Só C. Pensei por um tempo ser o apelido de "Castigo" ou algo parecido. Muitas vezes já tinha ouvido alguém chamá-lo assim. Depois, descobri que era apelido de Calum. Só Calum. Bem mais normal do que qualquer um imaginaria, não combinava com ele.

Ele vestia muito verde e muito raramente tinha algo cobrindo os pés. Os dedos do garoto eram tão sujos que se você os lavasse e esfregasse encontraria mais sujeira sob a sujeira. Certo dia perguntei o porquê, uma vez que todos tínhamos sapatos, e ele respondeu que detestava qualquer coisa que o prendesse no chão. Achei que isso justificava bastante o fato de  Castigo sempre estar pulando de prédios.

"Aposto dez moedas que consigo pular dali sem quebrar o braço." Ele dizia, olhando qualquer construção alta. E então invadia o local, pulava do alto e quebrava o braço. Sempre o direito. 16 vezes.
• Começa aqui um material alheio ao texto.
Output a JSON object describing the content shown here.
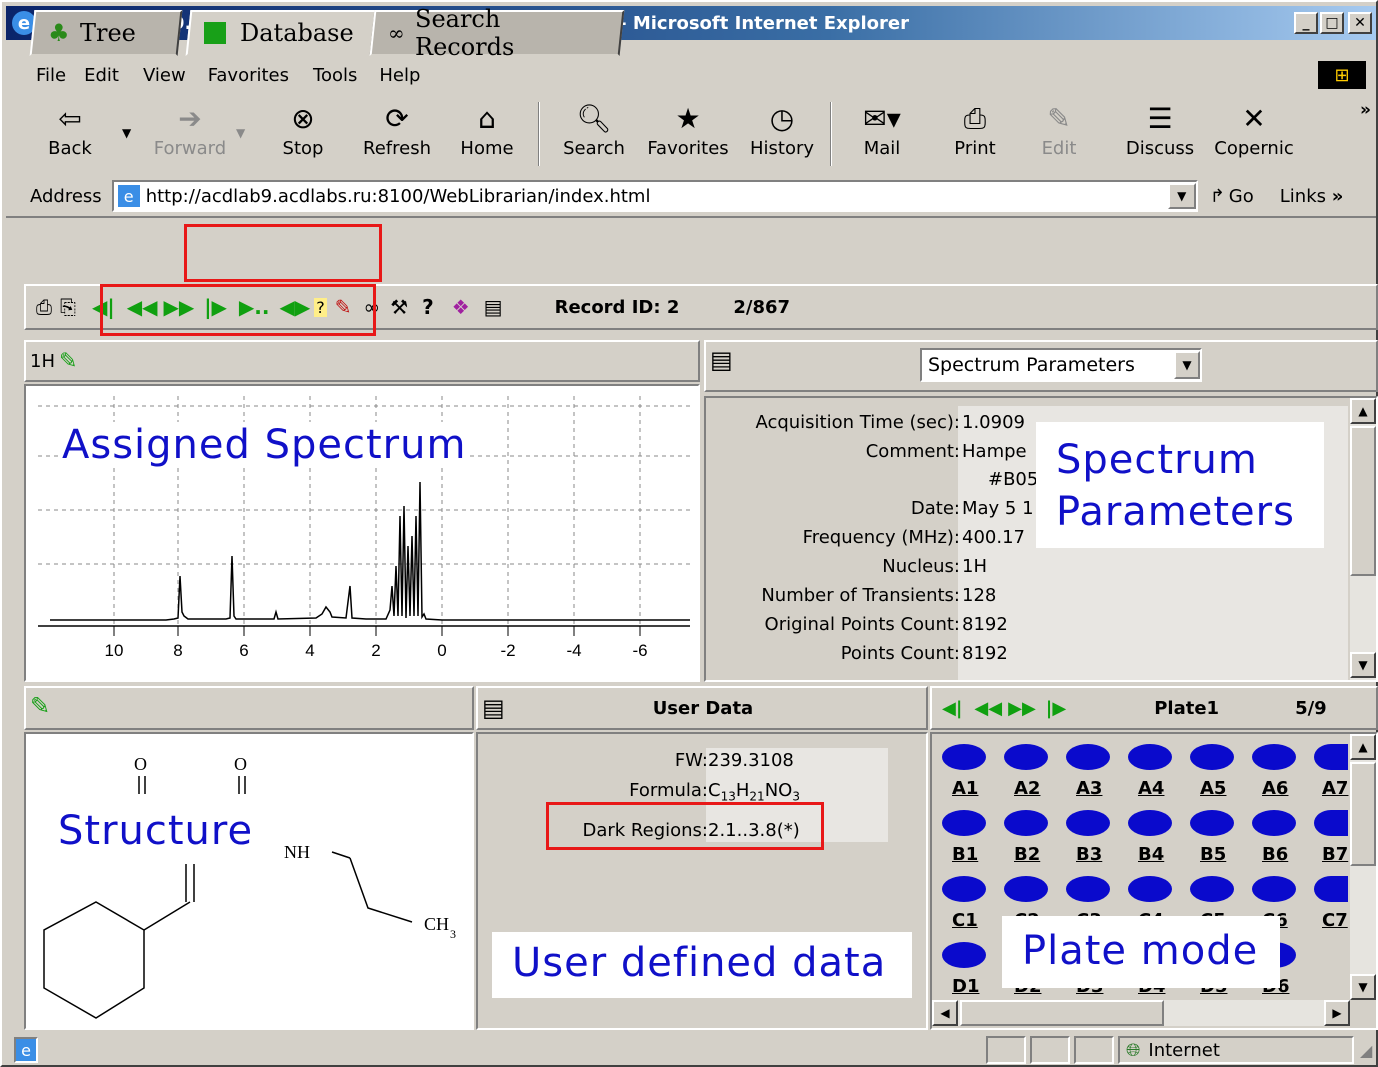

De acordo com a física, não é possível que humanos voem por si próprios. Nosso corpo é muito pesado para ser erguido do chão por muito tempo antes que a gravidade nos atraia de volta. Mas Castigo tentava voar mesmo assim, porque ele não se importava nem um pouco com o que os humanos achavam ser impossível.*

Eu sempre tinha uma tipóia na mochila para aquelas ocasiões. Todos nós quebrávamos alguma parte do corpo pelo menos uma vez por ano, era meio que inevitável, mas ninguém procurava por onde, exceto C. Afinal, estrelas entram em combustão. Aviões pousam. E C tentava voar, eventualmente caindo. Acredito que seus nervos e articulações já estavam acostumados depois da vigésima ou vigésima-quarta vez, o isentando de sentir qualquer dor, mas eu o entendia. Ao contrário dos outros, que sequer costumavam se questionar  sobre alguém de nosso grupo, debati a questão Calum vezes o suficiente para concluir que aquilo não tinha nada a ver comigo.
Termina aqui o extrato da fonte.